A reasonable jury could find that exerting enough force on Closes arm to fracture it, partially dislocate her elbow, and tear the soft tissue, rose to the level of non-trivial force. See, e.g., Young v. Cnty. of Los Angeles, 655 F.3d 1156, 1158 (9th Cir. 2011) (holding that significant force was used where a police officer physically struck and used pepper spray on an arrestee); Meredith v. Erath, 342 F.3d 1057, 1061 (9th Cir. 2003) (holding that it was clearly established that twisting and injuring an arrestees arm while handcuffing her and forcibly throwing her to the ground was unreasonable when she was passively resisting); Hansen v. Black, 885 F.2d 642, 645 (9th Cir. 1989) (bruising on arm while handcuffing sufficient to create a triable factual issue as to excessive force); see also Rice, 989 F.3d at 1126 (describing clearly established law as of 2011 where non-trivial force was used (citing Young, 655 F.3d at 1158; Nelson, 685 F.3d at 881–82)).
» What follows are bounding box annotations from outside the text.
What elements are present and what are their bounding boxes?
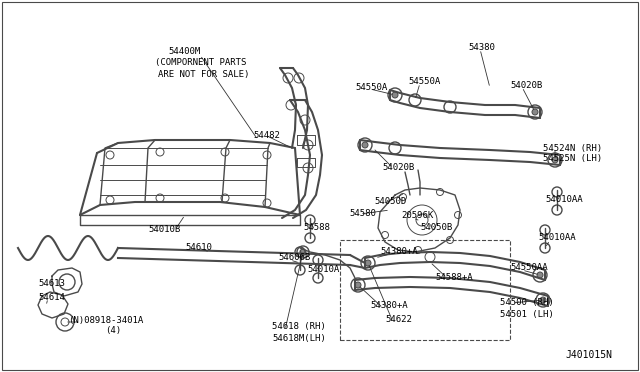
Text: 54550A: 54550A bbox=[355, 83, 387, 92]
Circle shape bbox=[552, 157, 558, 163]
Text: 54010AA: 54010AA bbox=[545, 196, 582, 205]
Circle shape bbox=[537, 272, 543, 278]
Circle shape bbox=[355, 282, 361, 288]
Text: J401015N: J401015N bbox=[565, 350, 612, 360]
Bar bbox=[340, 240, 510, 340]
Text: 54400M: 54400M bbox=[168, 48, 200, 57]
Text: 54618 (RH): 54618 (RH) bbox=[272, 321, 326, 330]
Text: 54606B: 54606B bbox=[278, 253, 310, 263]
Text: 54610: 54610 bbox=[185, 244, 212, 253]
Text: ARE NOT FOR SALE): ARE NOT FOR SALE) bbox=[158, 70, 250, 78]
Text: 54613: 54613 bbox=[38, 279, 65, 289]
Text: 54580: 54580 bbox=[349, 209, 376, 218]
Text: 54050B: 54050B bbox=[420, 224, 452, 232]
Text: 54010AA: 54010AA bbox=[538, 234, 575, 243]
Text: 54550AA: 54550AA bbox=[510, 263, 548, 273]
Text: 54380+A: 54380+A bbox=[380, 247, 418, 257]
Text: (4): (4) bbox=[105, 326, 121, 334]
Text: 20596K: 20596K bbox=[401, 212, 433, 221]
Text: 54550A: 54550A bbox=[408, 77, 440, 87]
Text: 54010A: 54010A bbox=[307, 266, 339, 275]
Text: 54614: 54614 bbox=[38, 294, 65, 302]
Text: (COMPORNENT PARTS: (COMPORNENT PARTS bbox=[155, 58, 246, 67]
Circle shape bbox=[300, 249, 306, 255]
Text: 54380: 54380 bbox=[468, 44, 495, 52]
Text: 54501 (LH): 54501 (LH) bbox=[500, 310, 554, 318]
Text: 54618M(LH): 54618M(LH) bbox=[272, 334, 326, 343]
Circle shape bbox=[532, 109, 538, 115]
Text: 54380+A: 54380+A bbox=[370, 301, 408, 311]
Text: 54020B: 54020B bbox=[510, 80, 542, 90]
Text: 54010B: 54010B bbox=[148, 225, 180, 234]
Text: 54050D: 54050D bbox=[374, 198, 406, 206]
Circle shape bbox=[365, 260, 371, 266]
Circle shape bbox=[540, 297, 546, 303]
Circle shape bbox=[392, 92, 398, 98]
Text: 54482: 54482 bbox=[253, 131, 280, 140]
Text: 54524N (RH): 54524N (RH) bbox=[543, 144, 602, 153]
Text: 54500 (RH): 54500 (RH) bbox=[500, 298, 554, 307]
Text: 54588: 54588 bbox=[303, 224, 330, 232]
Text: 54622: 54622 bbox=[385, 315, 412, 324]
Text: (N)08918-3401A: (N)08918-3401A bbox=[68, 315, 143, 324]
Text: 54020B: 54020B bbox=[382, 164, 414, 173]
Circle shape bbox=[362, 142, 368, 148]
Text: 54525N (LH): 54525N (LH) bbox=[543, 154, 602, 164]
Text: 54588+A: 54588+A bbox=[435, 273, 472, 282]
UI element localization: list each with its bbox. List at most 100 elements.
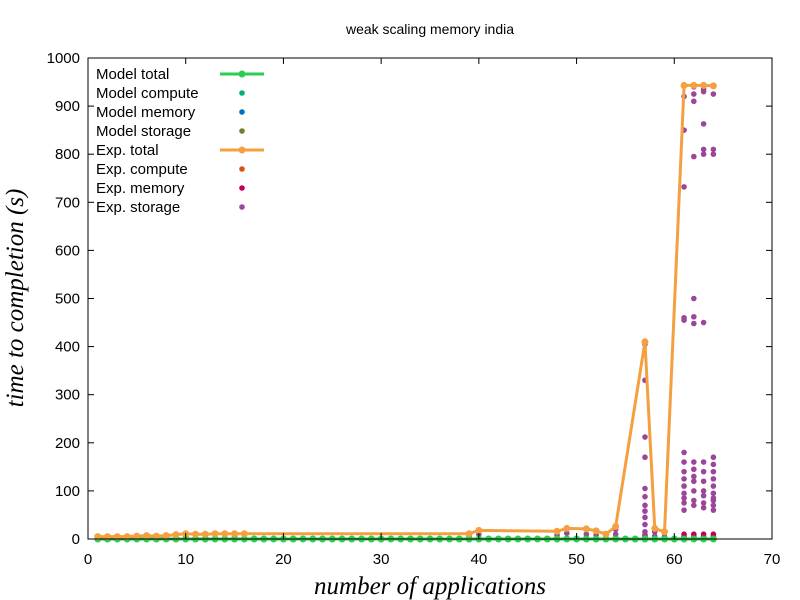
data-point — [553, 527, 561, 535]
data-point — [710, 507, 717, 513]
data-point — [201, 530, 209, 538]
data-point — [710, 483, 717, 489]
data-point — [681, 449, 687, 456]
data-point — [700, 459, 707, 465]
data-point — [691, 153, 697, 160]
data-point — [691, 295, 697, 302]
data-point — [465, 530, 473, 538]
data-point — [642, 493, 648, 500]
data-point — [475, 526, 483, 534]
legend-label: Model storage — [96, 123, 191, 140]
data-point — [123, 533, 131, 541]
legend-marker — [239, 185, 245, 191]
x-tick-label: 50 — [568, 551, 585, 568]
legend-label: Model compute — [96, 85, 199, 102]
data-point — [564, 530, 570, 537]
data-point — [700, 151, 707, 157]
legend-marker — [239, 166, 245, 172]
data-point — [231, 530, 239, 538]
data-point — [690, 81, 698, 89]
data-point — [681, 184, 687, 190]
data-point — [710, 454, 717, 461]
data-point — [700, 88, 707, 95]
data-point — [143, 532, 151, 540]
data-point — [710, 151, 717, 157]
data-point — [221, 530, 229, 538]
data-point — [700, 531, 707, 537]
legend-marker — [238, 146, 246, 154]
y-axis-label: time to completion (s) — [2, 189, 29, 408]
data-point — [710, 468, 717, 475]
data-point — [700, 492, 707, 499]
data-point — [592, 527, 600, 535]
data-point — [612, 531, 619, 537]
legend-label: Exp. storage — [96, 199, 180, 216]
legend-label: Exp. compute — [96, 161, 188, 178]
data-point — [700, 319, 707, 326]
legend-marker — [239, 128, 245, 134]
x-axis-label: number of applications — [314, 573, 546, 600]
data-point — [691, 98, 697, 105]
data-point — [700, 500, 707, 506]
data-point — [661, 528, 669, 536]
data-point — [681, 531, 687, 537]
data-point — [681, 317, 687, 323]
x-tick-label: 70 — [764, 551, 781, 568]
legend-label: Exp. memory — [96, 180, 185, 197]
data-point — [642, 528, 648, 535]
data-point — [612, 522, 620, 530]
data-point — [240, 530, 248, 538]
y-tick-label: 600 — [55, 242, 80, 259]
y-tick-label: 400 — [55, 339, 80, 356]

“[N]on-trivial force [is] not justified in the face of passive or even minimal resistance.” Rice, 989 F.3d at 1126 (emphasis added) (citing Nelson, 685 F.3d at 881–82) (describing clearly established law in 2011). Tan contends that Close was resisting arrest. However, there are disputed issues of fact on that question, and even the resistance that Tan alleges—Close “tensing her muscles” and “pulling her hand away,”—is at most minimal resistance. Because clearly established law held that the alleged degree of force was excessive whether Close was passively or minimally resisting, and because there are genuine disputed issues of material fact on this case, the district court erred in granting summary judgment for Tan on Closes excessive force claim.

Each party shall bear their own costs.

AFFIRMED IN PART, REVERSED IN PART, AND REMANDED

FOOTNOTES

1

.   The district court declined to reach Closes unlawful detention claim, and Close does not appeal this decision.

2

.   The district court did not abuse its discretion in disregarding Closes assertion that Tan choked her during the arrest pursuant to the “sham affidavit” rule. Kennedy v. Allied Mut. Ins. Co., 952 F.2d 262, 266 (9th Cir. 1991).